Q What's the week ahead? And what's this weekend? And what's the radio address?

MR. LOCKHART: Did I get a week ahead?

Q Actually, Joe, tomorrow night?

MR. TOIV: Yes.

Q Is the President going to be attending the entire dinner, including the reception, or is he coming sometime later? And, if so, why not?

MR. LOCKHART: The President will get there when he gets there. (Laughter.) The week ahead --

Q The dinner tomorrow night --

MR. LEAVY: It's Obuchi, then --

MR. LOCKHART: Okay, I got it. Okay, the President's week ahead. Monday is Obuchi. No, the Prime Minister of Japan will be here on Monday, and we will have an official visit, and have a State Dinner. We'll have a mini-press conference, all of the things that you've come to expect on these days.

Tuesday, Wednesday, Thursday we take our trip to Brussels and Germany. Friday we travel to Texas, to Austin --

MR. TOIV: Houston and then Austin.

Q Fundraisers?

MR. LOCKHART: Houston and Austin. There will be a lunch and dinner fundraiser. We may have another event that could be added to the schedule -- it tells me here not to rule it out.

Q So it might be an overnight?

MR. LOCKHART: Could be. Hold on -- yes, could be.

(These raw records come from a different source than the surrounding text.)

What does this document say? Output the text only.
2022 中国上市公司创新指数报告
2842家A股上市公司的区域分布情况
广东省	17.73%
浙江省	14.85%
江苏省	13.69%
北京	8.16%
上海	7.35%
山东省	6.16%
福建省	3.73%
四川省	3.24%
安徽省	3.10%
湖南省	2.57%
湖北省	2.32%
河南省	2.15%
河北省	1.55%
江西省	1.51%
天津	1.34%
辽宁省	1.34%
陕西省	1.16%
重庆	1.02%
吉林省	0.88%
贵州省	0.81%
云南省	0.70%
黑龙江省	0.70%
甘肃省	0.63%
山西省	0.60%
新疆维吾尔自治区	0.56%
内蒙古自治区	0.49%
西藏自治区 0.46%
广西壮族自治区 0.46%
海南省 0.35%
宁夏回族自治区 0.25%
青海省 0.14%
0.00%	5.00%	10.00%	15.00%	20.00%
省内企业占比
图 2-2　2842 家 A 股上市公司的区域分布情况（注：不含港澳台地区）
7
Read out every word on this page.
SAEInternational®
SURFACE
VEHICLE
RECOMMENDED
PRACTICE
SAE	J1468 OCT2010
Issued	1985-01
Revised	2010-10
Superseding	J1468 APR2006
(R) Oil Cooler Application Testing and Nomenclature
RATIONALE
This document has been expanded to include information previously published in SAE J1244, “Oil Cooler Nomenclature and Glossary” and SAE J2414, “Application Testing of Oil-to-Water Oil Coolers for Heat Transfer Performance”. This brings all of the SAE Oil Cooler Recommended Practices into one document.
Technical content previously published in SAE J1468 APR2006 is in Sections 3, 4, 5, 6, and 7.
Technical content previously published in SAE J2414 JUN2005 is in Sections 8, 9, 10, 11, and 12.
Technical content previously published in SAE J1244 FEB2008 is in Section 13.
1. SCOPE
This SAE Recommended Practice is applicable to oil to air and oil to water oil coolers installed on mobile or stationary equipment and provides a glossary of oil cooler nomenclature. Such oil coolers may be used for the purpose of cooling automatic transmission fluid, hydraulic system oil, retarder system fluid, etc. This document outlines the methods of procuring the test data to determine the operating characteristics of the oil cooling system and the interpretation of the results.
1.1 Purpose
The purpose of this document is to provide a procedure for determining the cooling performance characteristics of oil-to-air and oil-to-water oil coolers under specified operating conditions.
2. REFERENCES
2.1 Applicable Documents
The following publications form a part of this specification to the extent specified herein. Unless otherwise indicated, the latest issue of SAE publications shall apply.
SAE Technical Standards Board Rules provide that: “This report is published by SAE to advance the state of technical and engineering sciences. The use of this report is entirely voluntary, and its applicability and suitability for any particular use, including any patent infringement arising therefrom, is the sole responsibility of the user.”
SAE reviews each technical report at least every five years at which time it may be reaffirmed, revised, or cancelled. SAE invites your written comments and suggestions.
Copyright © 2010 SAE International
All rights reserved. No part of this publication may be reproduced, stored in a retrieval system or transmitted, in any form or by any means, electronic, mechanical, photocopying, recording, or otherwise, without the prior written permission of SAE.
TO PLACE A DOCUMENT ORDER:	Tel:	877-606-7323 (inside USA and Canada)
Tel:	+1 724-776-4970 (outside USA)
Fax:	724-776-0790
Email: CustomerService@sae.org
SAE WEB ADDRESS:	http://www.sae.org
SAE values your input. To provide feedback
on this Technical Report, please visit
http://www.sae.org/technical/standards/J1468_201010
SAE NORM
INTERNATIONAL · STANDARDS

Q Directly from Germany to Houston?

Q Wait, another event where?

MR. LOCKHART: No, we'll be back Thursday night, and we'll go out Friday morning. We may spend Friday night someplace other than Washington, D.C.

Q Would that be the --

Q You mean not Texas? Wait --

Q Colorado?

MR. LOCKHART: Pardon? Not -- no. No.

Q Not Texas?

MR. LOCKHART: No, it could be Texas. That's what I'm trying to indicate here. But we're not sure yet. (Laughter.) Well, I'm not trying to be real clear, because we don't know yet.

Q Then the next question was the radio address.

MR. LOCKHART: The radio address. The radio address will be on a topic that has to do with our environment. We'll have an embargoed briefing in here about 3:00 p.m. today, with people who are very smart on that issue, who will speak to you in a way that will be very useful to you tomorrow, and not today.

Q Is that the Vice President?


Q The Vice President will be here?

MR. LOCKHART: He is very knowledgeable on the environment. He could speak to you in a way that you could use tomorrow instead of today, but he won't be here. (Laughter.)

Thank you.

Q Mr. Lockhart? Mr. Lockhart?


Q The Japanese government decided the location for the next year summit in Okinawa.


Q Don't you feel apprehension that for the President to go into Okinawa, where there is so much concentration of U.S. forces that there is a friction --

MR. LOCKHART: No, let me say I answered that question yesterday. I'd refer you to my transcript.